Freitag, 19. Juni 2009

Von Sénergues nach Rocamadour nach Cahors

achtzehn – sechs


Der Tag endete mit der größtmöglichen Überraschung: Im Gîte des Jacobins in Cahors sitze ich mit einem Steirer (65) beim Abendessen. Ein zäher Raucher, ehemaliger Telekompostler, der trotz Kehlkopftotaloperation weiterraucht. Ich zeige ihm, wie er den Bildkatalog seiner neuen Kamera aufrufen kann und blättere einige Bilder zur Demo zurück. Und da taucht unter den Bildern Stephanie vom vergangenen Freitag in Golinhac auf. Er wird sich mit ihr und Suzan in einer halben Stunde treffen. Dann heißt auch er Dieter. Wir sind nur noch am Staunen. Gewiss haben die Wahrscheinlichkeiten andere Eigenschaften, aber es kommt wirklich heftig. Wiederum haben sich andere kleine zeitweilige Wandergemeinschaften gebildet und dabei besondere Leute gesichtet. Wie z. B. den Fußlahmen, der fröhlich mit einer Sandale am rechten extrem geschwollenen Fuß daherkommt, den anderen Wanderschuh außen am Rucksack baumeln lässt, als Symbol der jederzeitigen Einholbarkeit, wenn er nur je wieder passen sollte. Und Dieter aus Graz mit seiner Konstruktion aus Hebergürtel und Fahrradanhänger.
Im Café de la Comedie haben wir uns lange und viel zu erzählen. Wir kommen aus dem Staunen über unsere Beobachtungen nicht heraus, immer neue Seltsamkeiten stellen sich heraus. Keiner hat Lust, diese Dinge mit dem Zufall zu verstehen. Z. B. müssen auch die Zeitfenster zusammenpassen. Was bringts, wenn man zu unterschiedlichen, falschen Zeiten am richtigen Ort ist?

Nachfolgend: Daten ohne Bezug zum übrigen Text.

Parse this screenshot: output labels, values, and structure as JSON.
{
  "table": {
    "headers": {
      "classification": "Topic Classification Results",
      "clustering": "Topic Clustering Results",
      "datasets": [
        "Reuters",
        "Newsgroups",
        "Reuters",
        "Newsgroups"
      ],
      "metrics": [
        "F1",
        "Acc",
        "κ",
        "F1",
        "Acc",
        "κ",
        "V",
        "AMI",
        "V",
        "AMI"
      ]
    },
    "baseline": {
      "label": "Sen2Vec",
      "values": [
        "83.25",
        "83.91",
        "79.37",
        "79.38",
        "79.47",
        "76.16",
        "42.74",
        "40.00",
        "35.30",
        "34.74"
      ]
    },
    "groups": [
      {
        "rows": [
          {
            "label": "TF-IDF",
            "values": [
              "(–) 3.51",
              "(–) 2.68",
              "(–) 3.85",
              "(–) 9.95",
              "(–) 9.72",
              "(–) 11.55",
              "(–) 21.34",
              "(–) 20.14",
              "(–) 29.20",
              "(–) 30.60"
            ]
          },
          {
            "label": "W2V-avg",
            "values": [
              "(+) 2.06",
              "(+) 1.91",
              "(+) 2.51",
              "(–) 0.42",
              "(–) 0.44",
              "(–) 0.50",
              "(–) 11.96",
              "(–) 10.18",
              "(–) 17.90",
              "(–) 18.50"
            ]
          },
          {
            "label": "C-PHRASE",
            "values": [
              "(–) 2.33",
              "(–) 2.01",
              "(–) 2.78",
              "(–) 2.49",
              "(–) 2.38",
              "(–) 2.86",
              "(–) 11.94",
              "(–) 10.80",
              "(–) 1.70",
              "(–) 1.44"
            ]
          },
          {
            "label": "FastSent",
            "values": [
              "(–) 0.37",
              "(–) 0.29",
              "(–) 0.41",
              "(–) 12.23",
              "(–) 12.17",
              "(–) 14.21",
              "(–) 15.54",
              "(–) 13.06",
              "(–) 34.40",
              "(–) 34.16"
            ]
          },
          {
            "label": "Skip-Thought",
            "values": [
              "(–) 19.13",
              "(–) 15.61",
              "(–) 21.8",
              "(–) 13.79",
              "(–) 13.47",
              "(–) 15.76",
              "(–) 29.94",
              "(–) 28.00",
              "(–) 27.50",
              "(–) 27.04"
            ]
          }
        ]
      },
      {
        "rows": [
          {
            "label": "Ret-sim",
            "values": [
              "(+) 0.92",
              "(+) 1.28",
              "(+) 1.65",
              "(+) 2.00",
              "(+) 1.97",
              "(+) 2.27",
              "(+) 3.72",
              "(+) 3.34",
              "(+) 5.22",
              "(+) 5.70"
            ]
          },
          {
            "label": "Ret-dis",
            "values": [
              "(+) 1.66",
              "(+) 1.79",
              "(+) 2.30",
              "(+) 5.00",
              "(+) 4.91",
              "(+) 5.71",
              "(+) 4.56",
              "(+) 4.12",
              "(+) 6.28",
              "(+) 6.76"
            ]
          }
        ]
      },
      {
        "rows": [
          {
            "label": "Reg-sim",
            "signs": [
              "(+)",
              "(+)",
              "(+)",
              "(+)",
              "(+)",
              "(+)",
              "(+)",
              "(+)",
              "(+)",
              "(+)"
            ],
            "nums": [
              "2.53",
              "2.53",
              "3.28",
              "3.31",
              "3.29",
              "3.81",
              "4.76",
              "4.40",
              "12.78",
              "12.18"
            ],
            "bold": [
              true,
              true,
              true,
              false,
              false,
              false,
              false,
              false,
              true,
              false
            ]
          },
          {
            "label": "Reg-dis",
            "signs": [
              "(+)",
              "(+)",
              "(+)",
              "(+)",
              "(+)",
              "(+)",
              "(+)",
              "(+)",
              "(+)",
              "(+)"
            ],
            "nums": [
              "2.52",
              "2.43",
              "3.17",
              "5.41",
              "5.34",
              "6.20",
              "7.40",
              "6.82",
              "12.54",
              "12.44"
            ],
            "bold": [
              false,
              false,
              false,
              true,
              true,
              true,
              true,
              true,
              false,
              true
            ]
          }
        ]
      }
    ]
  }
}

Statt um zwölf wie vorgehabt, bin ich schon um halbelf auf der Straße, weil Bénoit nicht da ist und deshalb der Internetraum nicht zur Verfügung steht.
Ich komme gut voran, mache eine kleine Pause in der Bastide Rudelles (mit einer spaetgotischen Kirchenfestung. Bastiden sind ein militaergeschichtliches Sonderthema im suedfranzoesischen Raum)und bin kurz nach eins wieder voll betankt in Rocamadour. Ich stelle das Moped auf einem öffentlichen Parkplatz ab und steige die endlosen Treppen hinauf. Die warme Motorradbekleidung und die schwüle Luft treiben den Schweiß aus mir heraus. Aber meine Bitte kann ich der geheimnisvollen Gestalt doch vortragen. Schon während der Fahrt habe ich mir überlegt, wie ich einer zweitausend Jahre alten Gottesmutter mein Anliegen klar machen kann. Und warum ich und nicht die Mutter selbst. Wie fange ich an? Sie ist ja nie formell heilig gesprochen worden, sie ist es wohl einfach. Sie wird wissen, was ich meine! Hoffe ich! Auch an Heidi ist zu denken, die frisch operiert im Krankenhaus liegt und ein schweres Päckchen zu tragen hat.
Auf dem Weg nach Cahors erreiche ich Edith.
Der neue gîte, in dem ich wohnen will, ist im Office de tourisme gut bekannt. Ein tiefes décolleté meldet mich bei Mélaine, einer gebuertigen Koreanerin und Pierre André samt Soehnchen Louka an. Halbpension und so.
Und dann erscheint Dieter auf der Plattform: s.o.